I still went to classes, still took notes, still answered questions, but I knew my heart wasn't in it. I'd been a part of the university's Percussion Ensemble and performed in several concerts, but now it all seems a blur to me. I wasn't selected for further concerts after I blew off a concert for an intramural basketball tournament. I'm pretty sure that my fellow drummers in the Ensemble just didn't give a shit about me, that I wasn't in their league. Can't say that I blame them if that's how they felt. I beat my head against the wall of Psychology 101, but the skinny puta grad-student that ran the class failed me despite B-plus work because I couldn't get into the required 'experiments' that all Psych 101 students were required to take part in no matter how hard I tried to get into them. By the end of the year, I was glad to just go away and wash my hands of the entire year. I made a few claims to family that I would go back after a year off to get my head right and my chops up to snuff, but I don't think I was even fooling myself, let alone anyone else. I spent more of those last months just wandering the campus more than anything else. At least that's what I remember, or what I choose to remember.
But where am I now? Okay, my financial situation is the shits, but let's look at things from a professional standpoint. In the fifteen years or so that I've been a professional drummer, I've likely logged more hours onstage than all those other, better drummers in the Percussion Ensemble combined. Sure, the gigs that I've played haven't exactly been glamorous, but I've earned the respect of my peers. I've played all over the West, and it looks like I could be going truly nationwide if the cards fall right for me. Perhaps even....... international. Who knows? What I do know is that for as disappointing a failure as that year was, I still survived, and my dream to play was still there. It just wasn't coming in the way I was thinking it would in 1990 and 1991. It'd come in bars and nightclubs instead of concert halls.
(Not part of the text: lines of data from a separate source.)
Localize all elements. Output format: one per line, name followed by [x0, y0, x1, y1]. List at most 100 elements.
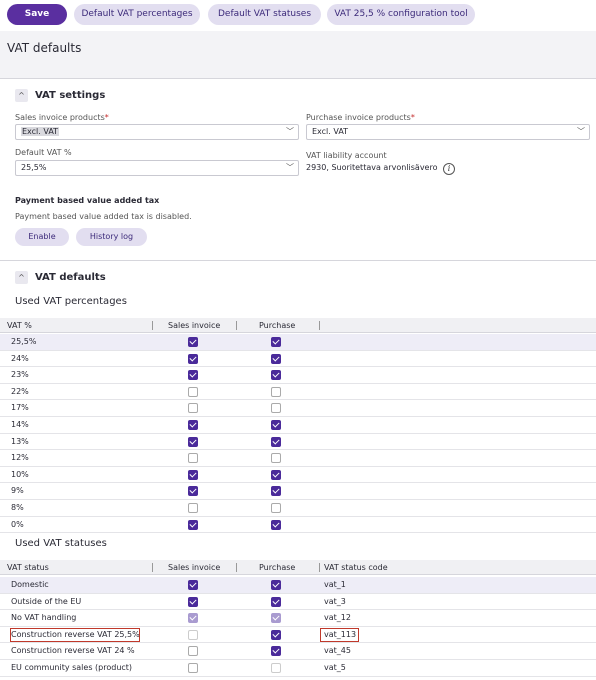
vat-percent-cell: 9%: [11, 486, 24, 496]
sales-checkbox[interactable]: [188, 453, 198, 464]
column-header-vat-percent[interactable]: VAT %: [7, 318, 32, 333]
sales-invoice-products-value: Excl. VAT: [21, 127, 60, 136]
vat-percent-cell: 24%: [11, 353, 29, 363]
purchase-checkbox[interactable]: [271, 580, 281, 590]
purchase-invoice-products-value: Excl. VAT: [312, 127, 349, 136]
default-vat-statuses-button[interactable]: Default VAT statuses: [208, 4, 321, 25]
table-row[interactable]: Domestic vat_1: [0, 577, 596, 594]
column-separator: [236, 563, 237, 572]
sales-invoice-products-select[interactable]: Excl. VAT ﹀: [15, 124, 299, 140]
sales-checkbox[interactable]: [188, 403, 198, 414]
purchase-checkbox[interactable]: [271, 596, 281, 607]
sales-checkbox[interactable]: [188, 337, 198, 347]
purchase-checkbox[interactable]: [271, 519, 281, 530]
purchase-checkbox[interactable]: [271, 386, 281, 397]
table-row[interactable]: 17%: [0, 400, 596, 417]
table-row[interactable]: 22%: [0, 384, 596, 401]
vat-percent-cell: 17%: [11, 403, 29, 413]
sales-checkbox[interactable]: [188, 519, 198, 530]
purchase-checkbox[interactable]: [271, 453, 281, 464]
column-header-vat-status[interactable]: VAT status: [7, 560, 49, 575]
purchase-checkbox[interactable]: [271, 403, 281, 414]
sales-checkbox[interactable]: [188, 629, 198, 640]
table-row[interactable]: Construction reverse VAT 24 % vat_45: [0, 643, 596, 660]
sales-checkbox[interactable]: [188, 436, 198, 447]
column-separator: [236, 321, 237, 330]
vat-settings-title: VAT settings: [35, 90, 106, 101]
collapse-vat-settings-icon[interactable]: ^: [15, 89, 28, 102]
vat-config-tool-button[interactable]: VAT 25,5 % configuration tool: [327, 4, 475, 25]
default-vat-select[interactable]: 25,5% ﹀: [15, 160, 299, 176]
purchase-checkbox[interactable]: [271, 663, 281, 673]
vat-percent-cell: 23%: [11, 370, 29, 380]
collapse-vat-defaults-icon[interactable]: ^: [15, 271, 28, 284]
save-button[interactable]: Save: [7, 4, 67, 25]
table-row[interactable]: EU community sales (product) vat_5: [0, 660, 596, 677]
column-separator: [152, 563, 153, 572]
table-row[interactable]: 8%: [0, 500, 596, 517]
table-row[interactable]: Outside of the EU vat_3: [0, 594, 596, 611]
purchase-checkbox[interactable]: [271, 646, 281, 657]
table-row[interactable]: 25,5%: [0, 334, 596, 351]
vat-status-cell: Construction reverse VAT 24 %: [11, 646, 135, 656]
purchase-invoice-products-select[interactable]: Excl. VAT ﹀: [306, 124, 590, 140]
sales-checkbox[interactable]: [188, 580, 198, 590]
purchase-checkbox[interactable]: [271, 469, 281, 480]
column-header-sales-invoice[interactable]: Sales invoice: [168, 560, 220, 575]
purchase-checkbox[interactable]: [271, 503, 281, 513]
vat-percent-cell: 0%: [11, 519, 24, 529]
column-header-purchase[interactable]: Purchase: [259, 560, 295, 575]
vat-status-code-cell: vat_12: [324, 613, 351, 623]
sales-checkbox[interactable]: [188, 353, 198, 364]
section-divider: [0, 260, 596, 261]
vat-percent-cell: 12%: [11, 453, 29, 463]
column-separator: [319, 321, 320, 330]
vat-percent-cell: 22%: [11, 386, 29, 396]
vat-percent-cell: 10%: [11, 469, 29, 479]
sales-checkbox[interactable]: [188, 486, 198, 497]
purchase-checkbox[interactable]: [271, 337, 281, 347]
vat-status-code-cell: vat_5: [324, 663, 346, 672]
sales-checkbox[interactable]: [188, 469, 198, 480]
column-header-sales-invoice[interactable]: Sales invoice: [168, 318, 220, 333]
vat-status-cell: Outside of the EU: [11, 596, 82, 606]
purchase-checkbox[interactable]: [271, 420, 281, 430]
column-header-vat-status-code[interactable]: VAT status code: [324, 560, 388, 575]
sales-checkbox[interactable]: [188, 646, 198, 657]
purchase-checkbox[interactable]: [271, 436, 281, 447]
sales-checkbox[interactable]: [188, 663, 198, 673]
purchase-checkbox[interactable]: [271, 613, 281, 624]
sales-checkbox[interactable]: [188, 370, 198, 381]
purchase-checkbox[interactable]: [271, 486, 281, 497]
info-icon[interactable]: i: [443, 163, 455, 175]
chevron-down-icon: ﹀: [577, 127, 585, 136]
column-header-purchase[interactable]: Purchase: [259, 318, 295, 333]
history-log-button[interactable]: History log: [76, 228, 147, 246]
used-vat-percentages-title: Used VAT percentages: [15, 296, 127, 307]
table-row[interactable]: 23%: [0, 367, 596, 384]
table-row[interactable]: 9%: [0, 483, 596, 500]
table-row[interactable]: 0%: [0, 517, 596, 534]
sales-invoice-products-label: Sales invoice products*: [15, 113, 109, 122]
vat-percentages-table-header: VAT % Sales invoice Purchase: [0, 318, 596, 333]
sales-checkbox[interactable]: [188, 596, 198, 607]
table-row[interactable]: 14%: [0, 417, 596, 434]
default-vat-percentages-button[interactable]: Default VAT percentages: [74, 4, 200, 25]
sales-checkbox[interactable]: [188, 420, 198, 430]
enable-button[interactable]: Enable: [15, 228, 69, 246]
table-row[interactable]: 24%: [0, 351, 596, 368]
table-row[interactable]: No VAT handling vat_12: [0, 610, 596, 627]
highlight-frame: [10, 628, 140, 642]
sales-checkbox[interactable]: [188, 386, 198, 397]
purchase-checkbox[interactable]: [271, 353, 281, 364]
purchase-checkbox[interactable]: [271, 370, 281, 381]
table-row[interactable]: 13%: [0, 434, 596, 451]
purchase-checkbox[interactable]: [271, 629, 281, 640]
table-row[interactable]: 10%: [0, 467, 596, 484]
vat-liability-account-value: 2930, Suoritettava arvonlisävero: [306, 163, 438, 172]
sales-checkbox[interactable]: [188, 613, 198, 624]
vat-status-cell: Domestic: [11, 580, 49, 589]
default-vat-value: 25,5%: [21, 163, 47, 172]
sales-checkbox[interactable]: [188, 503, 198, 513]
table-row[interactable]: 12%: [0, 450, 596, 467]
It would be loose and limber instead of tight and formal. It would be with the love a wonderful, caring wife in my heart rather than a series of confused, uninterested girlfriends always wondering behind my back what I was up to.
It all boils down to that old chestnut, 'what doesn't kill you, makes you stronger'. Well, I am stronger for that year, regardless of the what-ifs and what-could-have-beens. Regardless of the pain and disappointment. I am still here, still playing, still doing what I've always wanted to do most in my heart. So in that case....... mission accomplished. Where do I go from here, who knows? At least now I can enjoy the ride.